Hatcher and Goldstein make a great team. Their previous work together shows. Hatcher creates a smart story, carrying us down seeming deadends only to discover they make sharp turns leading us to new enigmas. This skill is perfectly complemented by Goldstein's ability to know how to help his actors negotiate those turns and obfuscate what we might think obvious, and to encourage them to discover the comic gems that Hatcher has so skillfully included.
The entire cast is a good one, with some members playing multiple characters. Stephen D'Ambrose plays the orderly and a few other characters at the asylum. Carrie Paff is the stern, downright frightening matron of the institution. She says little. Her mere stature and bearing is information enough, and she makes the role pricelessly comic.

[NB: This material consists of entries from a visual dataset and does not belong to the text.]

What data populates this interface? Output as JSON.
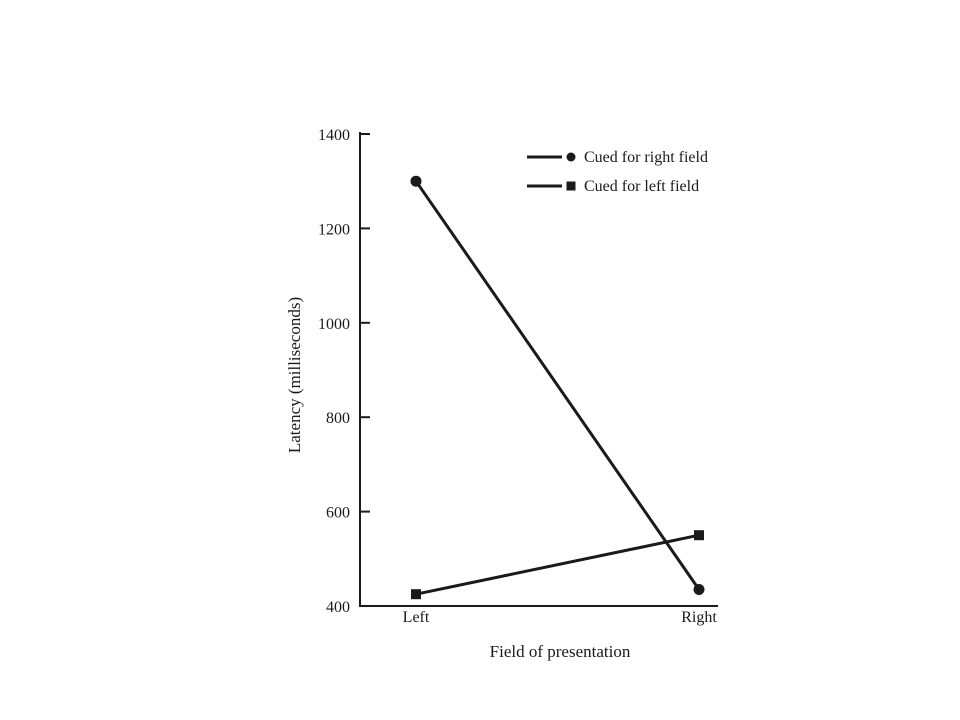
{
  "chart_data": {
    "type": "line",
    "title": "",
    "xlabel": "Field of presentation",
    "ylabel": "Latency (milliseconds)",
    "categories": [
      "Left",
      "Right"
    ],
    "ylim": [
      400,
      1400
    ],
    "yticks": [
      400,
      600,
      800,
      1000,
      1200,
      1400
    ],
    "grid": false,
    "legend_position": "top-right",
    "series": [
      {
        "name": "Cued for right field",
        "marker": "circle",
        "color": "#1a1a1a",
        "values": [
          1300,
          435
        ]
      },
      {
        "name": "Cued for left field",
        "marker": "square",
        "color": "#1a1a1a",
        "values": [
          425,
          550
        ]
      }
    ]
  }
}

Scenic designer John Ezell gives us a gothically grand asylum, specifically the great room, with doors and stairways and trap doors leading to the inmates' rooms and other parts of the building. Don Darnutzer's lighting provides the ominous lightning flashes and creates an altogether spooky space even when nature is keeping quiet. Brian Jerome Peterson, sound designer, does his job well, particularly delivering an original score composed by Roberta Carlson. Jeffrey Elias Teeter provides the projections that places us in the path of an oncoming train, on stormy seas and in actions remembered.
What fun. And our genuine entertainment is an excellent way to say farewell to a dedicated man of the theater. Bravo!